June 11, 2004
More on drug stores
The other day, we were thinking back in time to the late 1920s and early 1930s which is when the Great Drug Store War erupted in Perry. The commotion was triggered by the arrival of a chain store pharmacy on the west side of the square in downtown Perry. In that domain, three drug stores had reigned supreme for several years, and the owners were reluctant to meekly turn over any of their territory to an upstart newcomer, especially one of the feared chain operations. My Dad, Fred W. Beers, was the owner-proprietor of the City Drug Store on the north side of the square. The other offensive militants were Ralph Foster Sr. of Foster's Corner Drug on the east side, and Everett Nelson of the Southside Pharmacy on that side of the square.
In later years, Charlie Watson had the Brownie Drug on the west side, but he was not around for this particular engagement. The City Drug was closed in 1940; nine years after Dad died. The Southside Pharmacy changed hands about 15 years later, and Foster's Corner Drug is still in business although under different ownership.
Chain store businesses had nothing to do with the closure of any of the stores.
The Perry Pharmacy on Fir Avenue is a lineal descendant of the Brownie Drug and also the Monte Jones Drug, but it was not here when the Drug Store War occurred.
I've heard many stories about the "war" from other members of my family, but I was too young at the time to have any vivid personal memories of it now.
The incident was generously covered in a nationally distributed trade magazine, Drug Topics.

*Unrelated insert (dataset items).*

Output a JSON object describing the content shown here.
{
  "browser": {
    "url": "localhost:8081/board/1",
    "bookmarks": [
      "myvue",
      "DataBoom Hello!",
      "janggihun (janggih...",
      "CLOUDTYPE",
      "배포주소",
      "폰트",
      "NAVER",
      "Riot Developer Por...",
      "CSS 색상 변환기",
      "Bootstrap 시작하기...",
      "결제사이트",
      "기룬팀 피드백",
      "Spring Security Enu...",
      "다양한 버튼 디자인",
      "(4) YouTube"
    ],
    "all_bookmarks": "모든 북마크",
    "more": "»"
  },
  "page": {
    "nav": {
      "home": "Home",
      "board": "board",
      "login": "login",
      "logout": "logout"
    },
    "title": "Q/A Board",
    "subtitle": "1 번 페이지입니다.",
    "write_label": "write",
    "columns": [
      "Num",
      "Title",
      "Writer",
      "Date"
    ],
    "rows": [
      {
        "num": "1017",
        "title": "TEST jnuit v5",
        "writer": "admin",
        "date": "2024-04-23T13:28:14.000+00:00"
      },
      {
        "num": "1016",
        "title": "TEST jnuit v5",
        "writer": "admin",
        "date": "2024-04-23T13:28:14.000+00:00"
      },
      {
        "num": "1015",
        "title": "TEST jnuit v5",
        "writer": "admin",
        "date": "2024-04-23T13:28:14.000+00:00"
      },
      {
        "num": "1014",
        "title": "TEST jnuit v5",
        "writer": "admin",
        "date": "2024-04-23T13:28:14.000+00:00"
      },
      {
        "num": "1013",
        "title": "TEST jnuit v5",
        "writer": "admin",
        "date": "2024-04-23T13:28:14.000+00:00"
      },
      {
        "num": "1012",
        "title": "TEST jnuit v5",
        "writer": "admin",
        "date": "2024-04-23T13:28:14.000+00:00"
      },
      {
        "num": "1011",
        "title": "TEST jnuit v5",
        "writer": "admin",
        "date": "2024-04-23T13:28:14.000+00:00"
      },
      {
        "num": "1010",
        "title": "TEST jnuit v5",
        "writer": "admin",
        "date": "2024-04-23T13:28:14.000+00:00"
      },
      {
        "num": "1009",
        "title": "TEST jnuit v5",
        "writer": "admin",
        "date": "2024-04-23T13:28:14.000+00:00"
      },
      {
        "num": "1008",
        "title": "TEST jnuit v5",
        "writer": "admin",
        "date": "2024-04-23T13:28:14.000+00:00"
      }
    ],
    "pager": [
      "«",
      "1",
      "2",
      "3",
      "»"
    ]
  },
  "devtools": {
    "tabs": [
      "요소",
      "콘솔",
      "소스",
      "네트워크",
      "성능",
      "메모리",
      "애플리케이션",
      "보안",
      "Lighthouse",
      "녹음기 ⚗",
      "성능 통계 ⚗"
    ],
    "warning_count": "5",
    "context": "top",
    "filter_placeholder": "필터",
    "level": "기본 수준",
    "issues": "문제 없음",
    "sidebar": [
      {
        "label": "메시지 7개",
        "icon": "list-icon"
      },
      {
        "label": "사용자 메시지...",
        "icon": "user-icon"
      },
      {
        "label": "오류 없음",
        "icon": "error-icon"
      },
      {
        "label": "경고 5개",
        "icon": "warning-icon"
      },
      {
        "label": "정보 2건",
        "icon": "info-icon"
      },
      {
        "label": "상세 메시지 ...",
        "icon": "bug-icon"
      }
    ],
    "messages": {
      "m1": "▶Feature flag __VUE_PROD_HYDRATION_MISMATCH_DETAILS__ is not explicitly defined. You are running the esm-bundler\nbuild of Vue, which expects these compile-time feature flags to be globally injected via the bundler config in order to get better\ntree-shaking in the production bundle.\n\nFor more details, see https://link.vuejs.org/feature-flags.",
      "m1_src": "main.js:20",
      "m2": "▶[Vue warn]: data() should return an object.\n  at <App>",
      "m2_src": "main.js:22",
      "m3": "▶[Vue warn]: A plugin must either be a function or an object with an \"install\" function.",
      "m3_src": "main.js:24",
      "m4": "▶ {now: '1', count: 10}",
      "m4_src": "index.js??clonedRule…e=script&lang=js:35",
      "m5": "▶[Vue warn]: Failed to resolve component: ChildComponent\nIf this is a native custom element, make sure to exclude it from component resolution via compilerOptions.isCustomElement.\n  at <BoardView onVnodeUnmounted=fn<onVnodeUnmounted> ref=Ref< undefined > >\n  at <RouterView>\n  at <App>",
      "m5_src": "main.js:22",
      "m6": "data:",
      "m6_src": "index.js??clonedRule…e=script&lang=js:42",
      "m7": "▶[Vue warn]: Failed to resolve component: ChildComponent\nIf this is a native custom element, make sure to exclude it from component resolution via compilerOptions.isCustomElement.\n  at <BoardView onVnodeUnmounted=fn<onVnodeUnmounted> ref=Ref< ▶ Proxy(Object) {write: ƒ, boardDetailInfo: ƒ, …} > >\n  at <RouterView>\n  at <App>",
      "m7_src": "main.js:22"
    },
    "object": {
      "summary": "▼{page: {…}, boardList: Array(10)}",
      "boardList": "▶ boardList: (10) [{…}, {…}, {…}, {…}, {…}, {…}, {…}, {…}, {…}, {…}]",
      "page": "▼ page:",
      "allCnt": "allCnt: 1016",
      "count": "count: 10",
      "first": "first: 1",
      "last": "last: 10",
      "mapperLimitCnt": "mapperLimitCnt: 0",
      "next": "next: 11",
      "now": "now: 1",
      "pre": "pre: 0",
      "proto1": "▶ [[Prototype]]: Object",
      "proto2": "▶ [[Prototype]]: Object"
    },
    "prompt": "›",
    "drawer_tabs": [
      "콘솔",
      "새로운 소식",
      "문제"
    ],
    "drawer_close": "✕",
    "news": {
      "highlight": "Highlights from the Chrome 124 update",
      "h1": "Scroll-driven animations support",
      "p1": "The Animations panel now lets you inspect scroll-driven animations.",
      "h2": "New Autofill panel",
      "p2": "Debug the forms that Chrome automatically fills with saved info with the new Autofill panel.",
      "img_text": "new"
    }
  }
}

The article carried a detailed but straightforward account of the skirmish, printed several weeks after the three Perry druggists were proclaimed the winners. The chain store closed its outlet here and left town.
The magazine account summarized the Perry pharmacies' strategy as a simple one. The three men met periodically, pooled their purchases from wholesalers and passed the saving on to their customers. The buying power they employed was more than the chain operation cared to absorb, so the newcomers excused themselves and left town. It was a great victory for hometown ownership.